Bill Fearnley - FTN Midwest
And if I could switch quickly to tablet computing and touch screens, you’ve made some comments about those in the past but when you look at tablet computing and you look at the new form factor for the Macs and those types of things, does that get to be a more attractive opportunity for you going forward here, now that the new Macs are out?
Steven P. Jobs
I think we have such creative people that are looking at a lot of things but I really can’t talk about any of the future products we are working on, I’m sorry.
Bill Fearnley - FTN Midwest
Okay, and then thanks for that, and Peter, when you talk about your expectations for the upcoming quarter, what’s your expectation for meeting or getting close to equilibrium from a demand and supply perspective here in the first quarter of ’09, and are there any credit issues in the channel affecting your revenue projections for the upcoming quarter, either in the U.S. or other geos? So it’s a new product and it’s a credit issue question for the guidance in the first quarter.
Peter Oppenheimer
Bill, I’ll make a comment or two on the credit and Tim can speak about the first part of your question. This is definitely a concerning environment from a credit perspective. Our treasury team has done just an amazing job with our cash. I was so proud to tell you in my opening comments that our mark-to-market, unrealized mark-to-market on the portfolio only increased $80 million sequentially on over $24 billion of cash. So, they’ve done a great job.

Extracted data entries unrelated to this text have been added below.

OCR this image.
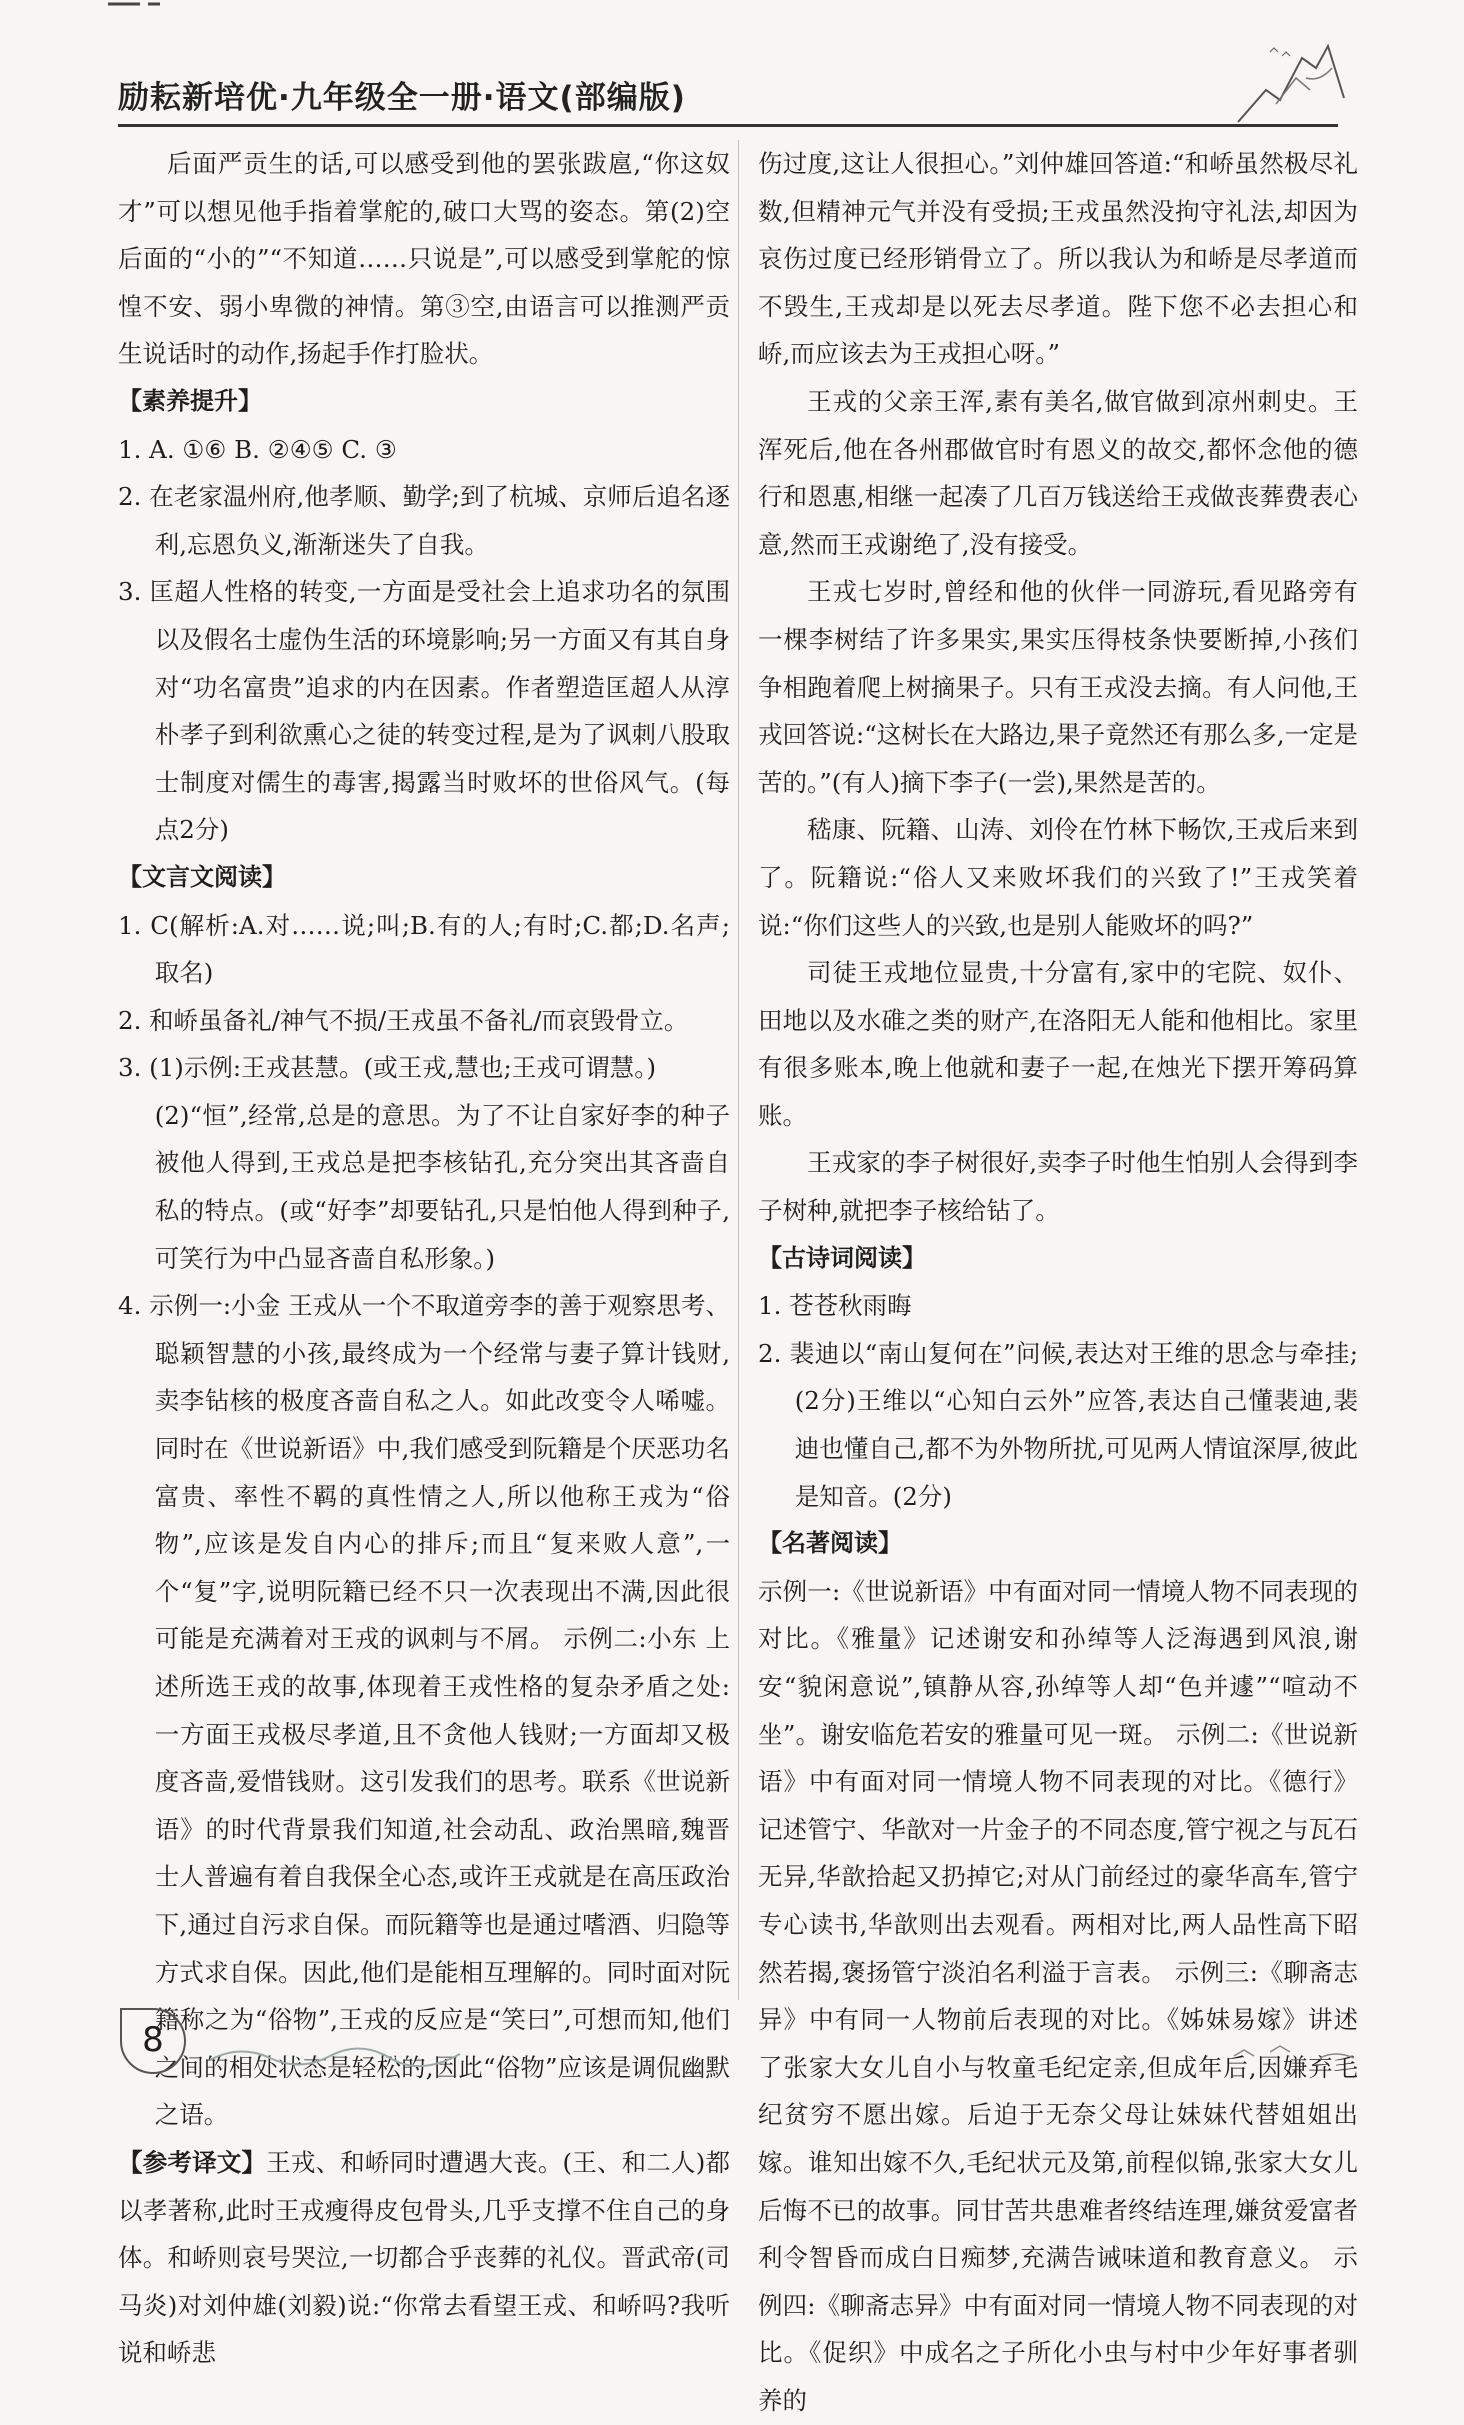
励耘新培优·九年级全一册·语文(部编版)

后面严贡生的话,可以感受到他的罢张跋扈,“你这奴才”可以想见他手指着掌舵的,破口大骂的姿态。第(2)空后面的“小的”“不知道……只说是”,可以感受到掌舵的惊惶不安、弱小卑微的神情。第③空,由语言可以推测严贡生说话时的动作,扬起手作打脸状。

【素养提升】

1. A. ①⑥ B. ②④⑤ C. ③

2. 在老家温州府,他孝顺、勤学;到了杭城、京师后追名逐利,忘恩负义,渐渐迷失了自我。

3. 匡超人性格的转变,一方面是受社会上追求功名的氛围以及假名士虚伪生活的环境影响;另一方面又有其自身对“功名富贵”追求的内在因素。作者塑造匡超人从淳朴孝子到利欲熏心之徒的转变过程,是为了讽刺八股取士制度对儒生的毒害,揭露当时败坏的世俗风气。(每点2分)

【文言文阅读】

1. C(解析:A.对……说;叫;B.有的人;有时;C.都;D.名声;取名)

2. 和峤虽备礼/神气不损/王戎虽不备礼/而哀毁骨立。

3. (1)示例:王戎甚慧。(或王戎,慧也;王戎可谓慧。)

(2)“恒”,经常,总是的意思。为了不让自家好李的种子被他人得到,王戎总是把李核钻孔,充分突出其吝啬自私的特点。(或“好李”却要钻孔,只是怕他人得到种子,可笑行为中凸显吝啬自私形象。)

4. 示例一:小金 王戎从一个不取道旁李的善于观察思考、聪颖智慧的小孩,最终成为一个经常与妻子算计钱财,卖李钻核的极度吝啬自私之人。如此改变令人唏嘘。同时在《世说新语》中,我们感受到阮籍是个厌恶功名富贵、率性不羁的真性情之人,所以他称王戎为“俗物”,应该是发自内心的排斥;而且“复来败人意”,一个“复”字,说明阮籍已经不只一次表现出不满,因此很可能是充满着对王戎的讽刺与不屑。 示例二:小东 上述所选王戎的故事,体现着王戎性格的复杂矛盾之处:一方面王戎极尽孝道,且不贪他人钱财;一方面却又极度吝啬,爱惜钱财。这引发我们的思考。联系《世说新语》的时代背景我们知道,社会动乱、政治黑暗,魏晋士人普遍有着自我保全心态,或许王戎就是在高压政治下,通过自污求自保。而阮籍等也是通过嗜酒、归隐等方式求自保。因此,他们是能相互理解的。同时面对阮籍称之为“俗物”,王戎的反应是“笑曰”,可想而知,他们之间的相处状态是轻松的,因此“俗物”应该是调侃幽默之语。

【参考译文】王戎、和峤同时遭遇大丧。(王、和二人)都以孝著称,此时王戎瘦得皮包骨头,几乎支撑不住自己的身体。和峤则哀号哭泣,一切都合乎丧葬的礼仪。晋武帝(司马炎)对刘仲雄(刘毅)说:“你常去看望王戎、和峤吗?我听说和峤悲

伤过度,这让人很担心。”刘仲雄回答道:“和峤虽然极尽礼数,但精神元气并没有受损;王戎虽然没拘守礼法,却因为哀伤过度已经形销骨立了。所以我认为和峤是尽孝道而不毁生,王戎却是以死去尽孝道。陛下您不必去担心和峤,而应该去为王戎担心呀。”

王戎的父亲王浑,素有美名,做官做到凉州刺史。王浑死后,他在各州郡做官时有恩义的故交,都怀念他的德行和恩惠,相继一起凑了几百万钱送给王戎做丧葬费表心意,然而王戎谢绝了,没有接受。

王戎七岁时,曾经和他的伙伴一同游玩,看见路旁有一棵李树结了许多果实,果实压得枝条快要断掉,小孩们争相跑着爬上树摘果子。只有王戎没去摘。有人问他,王戎回答说:“这树长在大路边,果子竟然还有那么多,一定是苦的。”(有人)摘下李子(一尝),果然是苦的。

嵇康、阮籍、山涛、刘伶在竹林下畅饮,王戎后来到了。阮籍说:“俗人又来败坏我们的兴致了!”王戎笑着说:“你们这些人的兴致,也是别人能败坏的吗?”

司徒王戎地位显贵,十分富有,家中的宅院、奴仆、田地以及水碓之类的财产,在洛阳无人能和他相比。家里有很多账本,晚上他就和妻子一起,在烛光下摆开筹码算账。

王戎家的李子树很好,卖李子时他生怕别人会得到李子树种,就把李子核给钻了。

【古诗词阅读】

1. 苍苍秋雨晦

2. 裴迪以“南山复何在”问候,表达对王维的思念与牵挂;(2分)王维以“心知白云外”应答,表达自己懂裴迪,裴迪也懂自己,都不为外物所扰,可见两人情谊深厚,彼此是知音。(2分)

【名著阅读】

示例一:《世说新语》中有面对同一情境人物不同表现的对比。《雅量》记述谢安和孙绰等人泛海遇到风浪,谢安“貌闲意说”,镇静从容,孙绰等人却“色并遽”“喧动不坐”。谢安临危若安的雅量可见一斑。 示例二:《世说新语》中有面对同一情境人物不同表现的对比。《德行》记述管宁、华歆对一片金子的不同态度,管宁视之与瓦石无异,华歆拾起又扔掉它;对从门前经过的豪华高车,管宁专心读书,华歆则出去观看。两相对比,两人品性高下昭然若揭,褒扬管宁淡泊名利溢于言表。 示例三:《聊斋志异》中有同一人物前后表现的对比。《姊妹易嫁》讲述了张家大女儿自小与牧童毛纪定亲,但成年后,因嫌弃毛纪贫穷不愿出嫁。后迫于无奈父母让妹妹代替姐姐出嫁。谁知出嫁不久,毛纪状元及第,前程似锦,张家大女儿后悔不已的故事。同甘苦共患难者终结连理,嫌贫爱富者利令智昏而成白日痴梦,充满告诫味道和教育意义。 示例四:《聊斋志异》中有面对同一情境人物不同表现的对比。《促织》中成名之子所化小虫与村中少年好事者驯养的

8
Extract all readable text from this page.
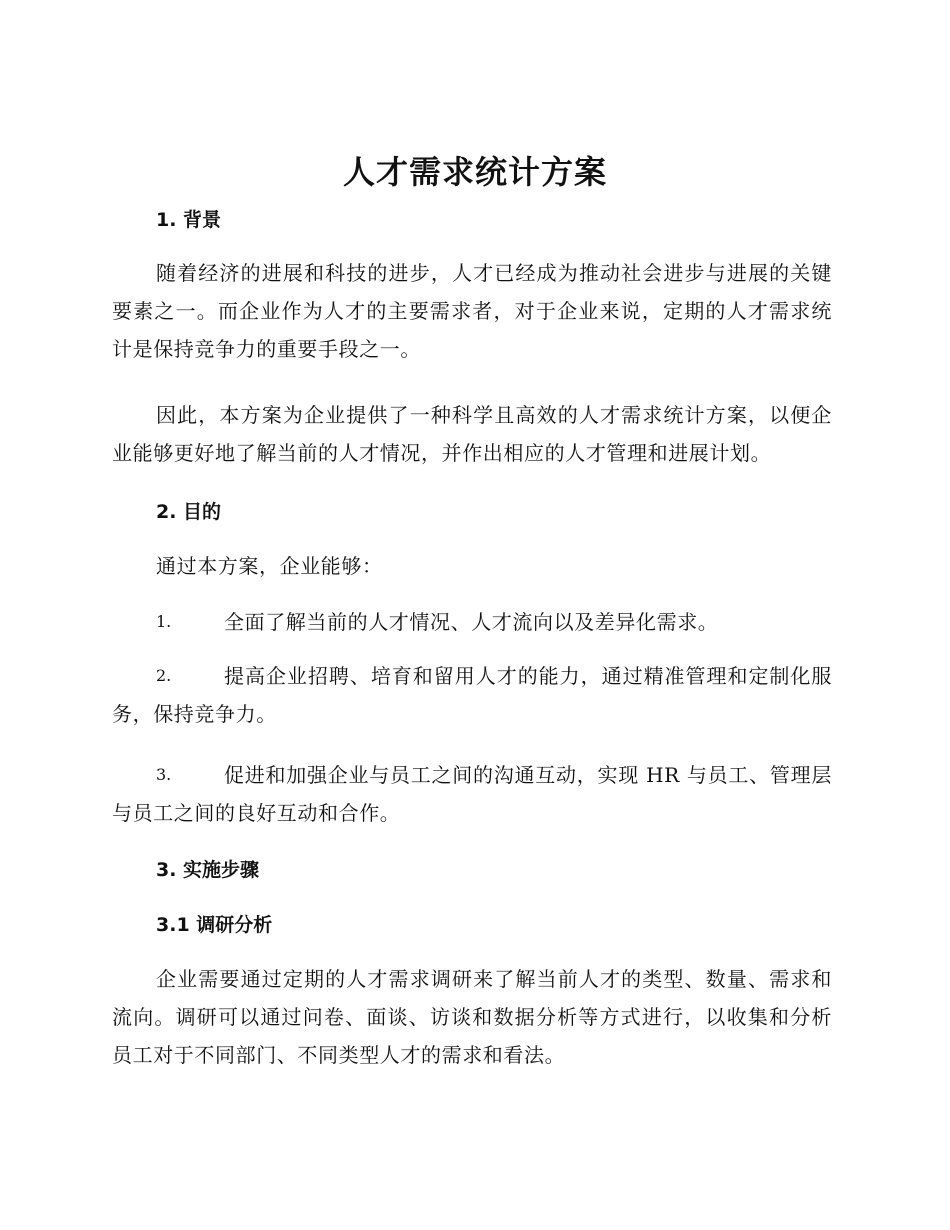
人才需求统计方案
1. 背景

随着经济的进展和科技的进步，人才已经成为推动社会进步与进展的关键要素之一。而企业作为人才的主要需求者，对于企业来说，定期的人才需求统计是保持竞争力的重要手段之一。

因此，本方案为企业提供了一种科学且高效的人才需求统计方案，以便企业能够更好地了解当前的人才情况，并作出相应的人才管理和进展计划。

2. 目的
通过本方案，企业能够：
1.	全面了解当前的人才情况、人才流向以及差异化需求。
2.	提高企业招聘、培育和留用人才的能力，通过精准管理和定制化服务，保持竞争力。
3.	促进和加强企业与员工之间的沟通互动，实现 HR 与员工、管理层与员工之间的良好互动和合作。
3. 实施步骤
3.1 调研分析

企业需要通过定期的人才需求调研来了解当前人才的类型、数量、需求和流向。调研可以通过问卷、面谈、访谈和数据分析等方式进行，以收集和分析员工对于不同部门、不同类型人才的需求和看法。
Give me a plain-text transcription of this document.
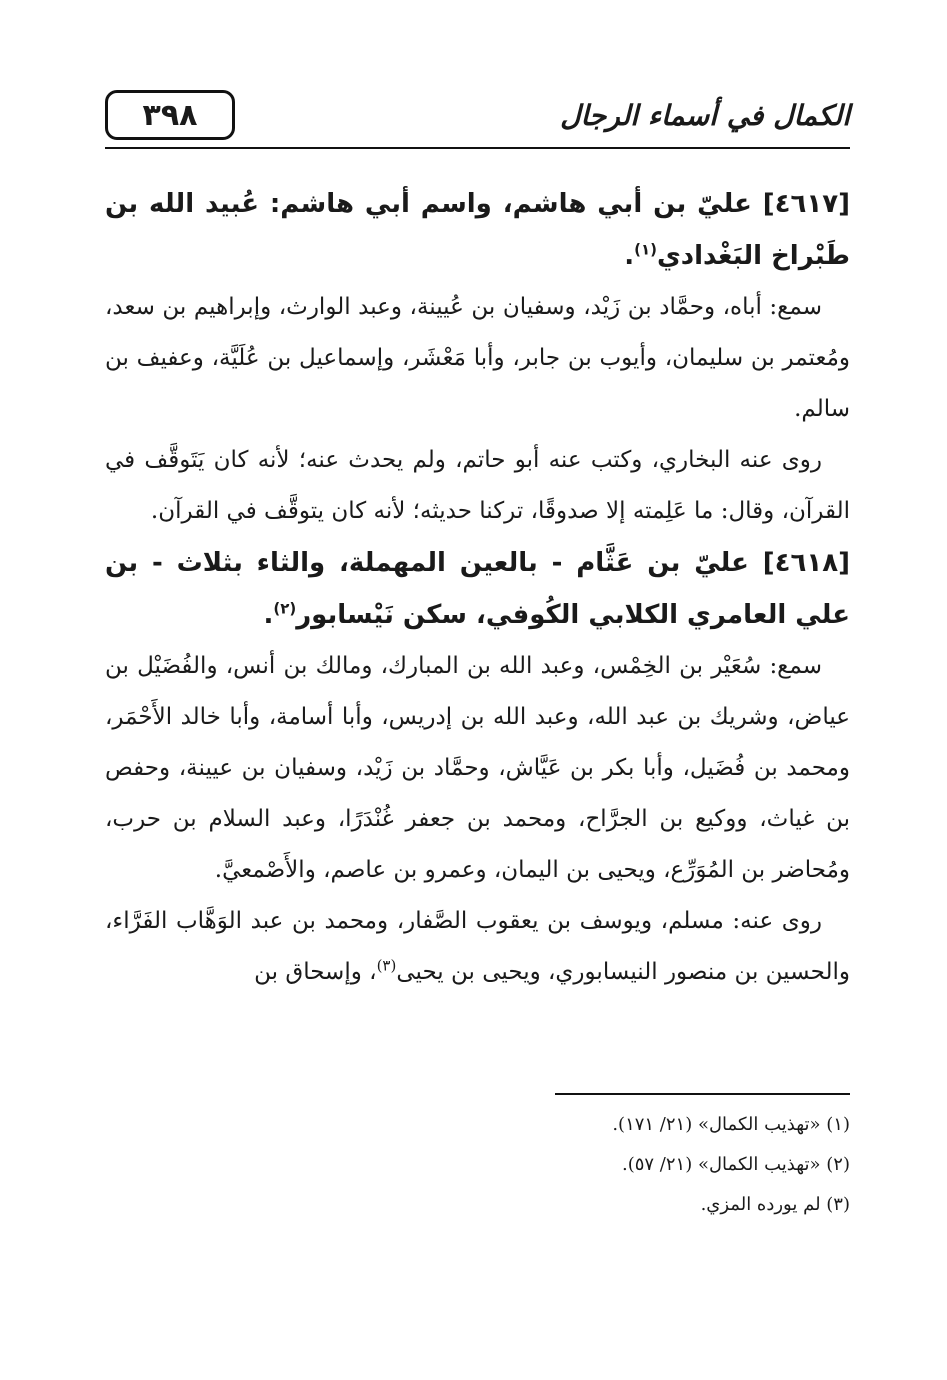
٣٩٨	الكمال في أسماء الرجال

[٤٦١٧] عليّ بن أبي هاشم، واسم أبي هاشم: عُبيد الله بن طَبْراخ البَغْدادي$^{(١)}$.

سمع: أباه، وحمَّاد بن زَيْد، وسفيان بن عُيينة، وعبد الوارث، وإبراهيم بن سعد، ومُعتمر بن سليمان، وأيوب بن جابر، وأبا مَعْشَر، وإسماعيل بن عُلَيَّة، وعفيف بن سالم.

روى عنه البخاري، وكتب عنه أبو حاتم، ولم يحدث عنه؛ لأنه كان يَتَوقَّف في القرآن، وقال: ما عَلِمته إلا صدوقًا، تركنا حديثه؛ لأنه كان يتوقَّف في القرآن.

[٤٦١٨] عليّ بن عَثَّام - بالعين المهملة، والثاء بثلاث - بن علي العامري الكلابي الكُوفي، سكن نَيْسابور$^{(٢)}$.

سمع: سُعَيْر بن الخِمْس، وعبد الله بن المبارك، ومالك بن أنس، والفُضَيْل بن عياض، وشريك بن عبد الله، وعبد الله بن إدريس، وأبا أسامة، وأبا خالد الأَحْمَر، ومحمد بن فُضَيل، وأبا بكر بن عَيَّاش، وحمَّاد بن زَيْد، وسفيان بن عيينة، وحفص بن غياث، ووكيع بن الجرَّاح، ومحمد بن جعفر غُنْدَرًا، وعبد السلام بن حرب، ومُحاضر بن المُوَرِّع، ويحيى بن اليمان، وعمرو بن عاصم، والأَصْمعيَّ.

روى عنه: مسلم، ويوسف بن يعقوب الصَّفار، ومحمد بن عبد الوَهَّاب الفَرَّاء، والحسين بن منصور النيسابوري، ويحيى بن يحيى$^{(٣)}$، وإسحاق بن

(١) «تهذيب الكمال» (٢١/ ١٧١).

(٢) «تهذيب الكمال» (٢١/ ٥٧).

(٣) لم يورده المزي.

On the receivables side, we’ve historically been very good in that area. We’ve got good people. We stay on top of collections and we monitor accounts, I think as any company does. But it’s a tough environment out there and we are being as careful as we can and hopefully we won’t have issues in the future.
Timothy D. Cook
Bill, let me take the three product areas and briefly comment on your question. In the iPod space at the end of the quarter, we were still filling the channel to get the new product at the right level in the channel. We’ve now completed that but were not at the end of last quarter. And the iPhone, as I’ve alluded to before, we felt we ended with the right level of channel inventory and it’s difficult to predict demand for the quarter but today I know of no issues in providing the right level of supply. On the Mac side, we have significant backlogs on the new product and we are working very, very hard around the clock to fill those just as fast as we can and we’ll see what the trajectory of demand is but I’m confident that we can produce a lot. Whether it’s enough, I don’t know because it’s hard to forecast the demand.
Bill Fearnley - FTN Midwest
Well, if the fog lifts on October and your demand visibility gets better at the beginning of November, do you still have time to ramp your builds to affect the first quarter number then, from a supply chain perspective?